Thursday, September 30, 2010
For Washington State, it's Tuel time
By Peter Yoon
The last time Jeff Tuel played a game in Southern California, his career changed.
This time, he’s hoping to change Washington State’s fortunes.
If the Cougars are going to have any chance to defeat UCLA Saturday at the Rose Bowl and turn around their season, they will nedd a big game from Tuel, the Washington State quarterback who came off the bench last Sept. 26 in a game at USC and emerged as the team’s starting quarterback.
The Cougars rank near the bottom in the nation in just about every major statistical category, but are a respectable 43rd in passing offense. Tuel has completed 74 of 128 passes for 922 yards and six touchdowns.
Win McNamee/Getty Images
If Wazzu is moving the ball, it's most certainly because of quarterback Jeff Tuel.
Tuel, 6-3, 214 pounds, has strong arm and moves around well in and out of the pocket. His 954 yards in total offense has accounted for nearly three quarters of Washington State’s total of 1,313, yards all the while playing behind an offensive line that has give up 13 sacks—the most in the Pac 10.
“He’s running the offense a lot better than past quarterbacks they’ve had there,” Bruins safety Rahim Moore said. “He makes a lot of good decisions and his mobility is so good. He’s definitely going to be a challenge for us.”
Tuel completed 14 of 22 passes for 130 yards in his career debut against USC last season, then claimed the starting job to join Drew Bledsoe as the only true freshmen in Washington State history to start at quarterback. He started five games and put together a string of three consecutive games with two touchdown passes before a knee injury ended his season.

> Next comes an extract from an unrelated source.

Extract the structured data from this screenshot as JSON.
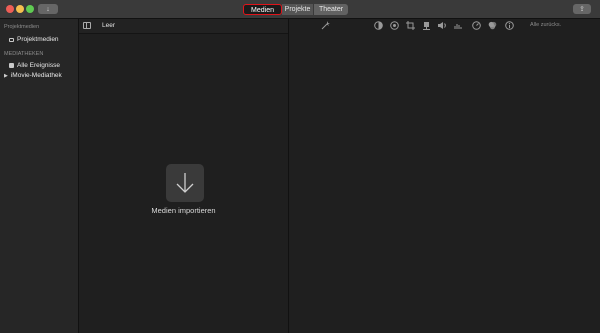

There was little doubt he’d be the starting quarterback this season, and he’s quickly become the leader of a team going through growing pains.
The Cougars coaching staff is clearly comfortable with his leadership skills as they switched to a no-huddle approach last week, giving their young signal caller even more in-game responsibilities.
That experiment had mixed reviews as Tuel, who had only one pass intercepted his first three games, had three picked off against USC. But he also completed 24 of 37 passes (64.8%) for 222 yards and a touchdown.
Three others to watch:
Marquess Wilson, WR, Fr.—A legitimate big-play threat, Wilson is averaging 85 yards receiving per game and 17 yards per reception. He has four catches for 40 yards or more.
Jared Karstetter, WR, Jr.—An honorable mention All Pac-10 selection last year when he was the teams’ leading receiver, the sure-handed receiver leads the team with four touchdown receptions this year.
Alex Hoffman-Ellis, LB, Jr.—The middle linebacker was the team’s tackles leader last season with 84 and is second this year with 21. He has two interceptions and one sack.